I pretty much agree with ytti about this, but in some more detail.
First, none of this makes an iota of difference if the kit is operating on voice, a single DS0 or terabits, you ground for other reasons. If you have such a high EMI that grounding might help with errors the actual problem is with whatever is spewing the crap, and likely as not wiring the device to a giant antenna of a ground wire (never loop) will only make things worse.
If you have a DC powered device you REALLY SHOULD ground separately. There are valid safety reasons for this and the cost of doing to handle the safety level is trivial (wire to the rack, rack to a building ground wire which should already exist). DC systems are almost never "grounded" on one or other of the supply lines, and most DC hardware does not connect the case to ground so this is critical. The screws and friction holding the device to a rack is not acceptable, you need a separate wire.
Next, for AC devices.
Those that are optionally DC, or dual supply may or may not have the case grounded to AC ground, so should be grounded for the same safety reason.
Now that (personnel) safety is out of the picture the answer shifts.
If the device directly takes a copper / coax from outside the room I'd strongly suggest grounding to help prevent any surge / lightning damage continuing down a path (also an argument for demark racks containing isolation & protection devices).

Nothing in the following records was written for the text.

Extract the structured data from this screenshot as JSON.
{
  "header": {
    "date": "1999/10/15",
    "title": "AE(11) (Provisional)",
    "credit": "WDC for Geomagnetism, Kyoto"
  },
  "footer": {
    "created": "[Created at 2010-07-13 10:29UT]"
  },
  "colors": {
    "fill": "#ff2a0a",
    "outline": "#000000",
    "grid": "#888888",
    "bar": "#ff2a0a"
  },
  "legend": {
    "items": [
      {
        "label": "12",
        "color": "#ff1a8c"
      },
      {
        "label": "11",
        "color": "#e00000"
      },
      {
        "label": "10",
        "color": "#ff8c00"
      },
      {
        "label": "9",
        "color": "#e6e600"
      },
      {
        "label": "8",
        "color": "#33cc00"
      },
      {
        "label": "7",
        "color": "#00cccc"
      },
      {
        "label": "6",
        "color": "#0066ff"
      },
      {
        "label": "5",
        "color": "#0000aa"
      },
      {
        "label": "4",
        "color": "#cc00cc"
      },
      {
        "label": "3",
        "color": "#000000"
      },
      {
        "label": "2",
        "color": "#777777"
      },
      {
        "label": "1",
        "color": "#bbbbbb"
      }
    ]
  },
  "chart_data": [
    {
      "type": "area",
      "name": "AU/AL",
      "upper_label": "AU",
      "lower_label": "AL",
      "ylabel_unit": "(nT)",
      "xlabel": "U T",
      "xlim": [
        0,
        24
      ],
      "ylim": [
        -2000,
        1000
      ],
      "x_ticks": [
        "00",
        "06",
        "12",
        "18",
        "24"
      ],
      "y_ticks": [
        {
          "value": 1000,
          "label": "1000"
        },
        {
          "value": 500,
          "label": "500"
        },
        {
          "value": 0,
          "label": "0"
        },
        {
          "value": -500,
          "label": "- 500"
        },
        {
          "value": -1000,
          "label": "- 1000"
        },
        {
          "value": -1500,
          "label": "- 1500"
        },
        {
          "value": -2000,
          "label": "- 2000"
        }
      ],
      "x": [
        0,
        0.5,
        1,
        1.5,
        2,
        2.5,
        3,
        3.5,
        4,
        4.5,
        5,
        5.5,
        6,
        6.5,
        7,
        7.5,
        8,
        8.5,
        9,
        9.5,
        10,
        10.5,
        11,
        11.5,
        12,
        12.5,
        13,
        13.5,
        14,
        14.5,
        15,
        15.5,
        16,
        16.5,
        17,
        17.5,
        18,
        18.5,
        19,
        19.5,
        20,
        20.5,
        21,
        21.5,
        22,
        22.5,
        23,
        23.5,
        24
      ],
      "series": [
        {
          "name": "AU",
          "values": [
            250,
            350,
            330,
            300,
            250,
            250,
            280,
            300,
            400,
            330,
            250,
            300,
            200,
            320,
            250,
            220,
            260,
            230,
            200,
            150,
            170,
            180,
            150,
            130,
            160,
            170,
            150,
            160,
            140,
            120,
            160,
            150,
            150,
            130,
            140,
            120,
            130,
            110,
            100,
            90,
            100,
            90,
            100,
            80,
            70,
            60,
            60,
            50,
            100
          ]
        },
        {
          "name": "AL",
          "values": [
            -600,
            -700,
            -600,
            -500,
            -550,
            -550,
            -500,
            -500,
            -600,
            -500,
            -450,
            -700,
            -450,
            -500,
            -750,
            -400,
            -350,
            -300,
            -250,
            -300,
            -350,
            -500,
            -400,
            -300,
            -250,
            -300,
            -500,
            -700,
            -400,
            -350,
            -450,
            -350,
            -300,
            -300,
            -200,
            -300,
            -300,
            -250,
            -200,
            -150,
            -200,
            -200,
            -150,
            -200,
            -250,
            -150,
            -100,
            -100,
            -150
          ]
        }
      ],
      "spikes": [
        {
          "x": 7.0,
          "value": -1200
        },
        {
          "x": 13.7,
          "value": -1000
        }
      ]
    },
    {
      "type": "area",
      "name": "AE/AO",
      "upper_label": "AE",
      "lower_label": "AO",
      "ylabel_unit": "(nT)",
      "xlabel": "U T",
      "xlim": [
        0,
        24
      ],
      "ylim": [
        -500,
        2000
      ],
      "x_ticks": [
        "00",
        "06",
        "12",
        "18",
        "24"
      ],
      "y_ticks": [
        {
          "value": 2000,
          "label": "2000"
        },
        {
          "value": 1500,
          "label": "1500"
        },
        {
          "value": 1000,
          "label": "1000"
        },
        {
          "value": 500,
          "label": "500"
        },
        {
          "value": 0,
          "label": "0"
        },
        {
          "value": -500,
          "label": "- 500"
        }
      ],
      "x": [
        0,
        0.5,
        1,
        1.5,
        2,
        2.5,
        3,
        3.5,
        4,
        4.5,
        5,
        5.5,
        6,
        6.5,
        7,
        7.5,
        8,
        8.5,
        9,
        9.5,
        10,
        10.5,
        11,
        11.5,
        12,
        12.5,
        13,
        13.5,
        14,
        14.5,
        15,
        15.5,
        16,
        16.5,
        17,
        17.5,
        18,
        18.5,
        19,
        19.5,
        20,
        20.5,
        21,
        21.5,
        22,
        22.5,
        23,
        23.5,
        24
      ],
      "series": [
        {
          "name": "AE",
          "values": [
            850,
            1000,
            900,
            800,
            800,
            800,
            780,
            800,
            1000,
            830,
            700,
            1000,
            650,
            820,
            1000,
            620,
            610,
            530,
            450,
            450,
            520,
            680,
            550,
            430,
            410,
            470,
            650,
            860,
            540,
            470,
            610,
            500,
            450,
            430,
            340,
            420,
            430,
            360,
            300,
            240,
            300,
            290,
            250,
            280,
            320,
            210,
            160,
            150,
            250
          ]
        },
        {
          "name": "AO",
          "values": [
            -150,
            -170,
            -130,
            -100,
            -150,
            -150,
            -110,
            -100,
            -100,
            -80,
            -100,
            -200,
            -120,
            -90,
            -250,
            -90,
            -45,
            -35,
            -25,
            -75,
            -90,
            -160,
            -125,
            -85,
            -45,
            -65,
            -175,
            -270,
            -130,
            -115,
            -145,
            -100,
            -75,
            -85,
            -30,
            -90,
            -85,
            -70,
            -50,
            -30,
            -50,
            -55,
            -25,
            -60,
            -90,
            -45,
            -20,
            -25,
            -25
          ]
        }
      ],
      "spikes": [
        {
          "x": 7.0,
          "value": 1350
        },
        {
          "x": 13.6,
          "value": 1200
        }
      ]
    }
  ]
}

So if none of those apply you certainly don't need to ground and will be unlikely to get a benefit from doing so; although you may reduce occurrences of some oddball problems, I usually see a few cases a year where bad grounding may well have contributed to a problem, usually these are cases that take weeks to diagnose and repair, and even if the hardware is replaced under support the time lost may make it worthwhile to do.
All of the above, plus having a safer "standard practice" is largely why most telco's will have pretty stringent grounding policies (at least at their own facilities).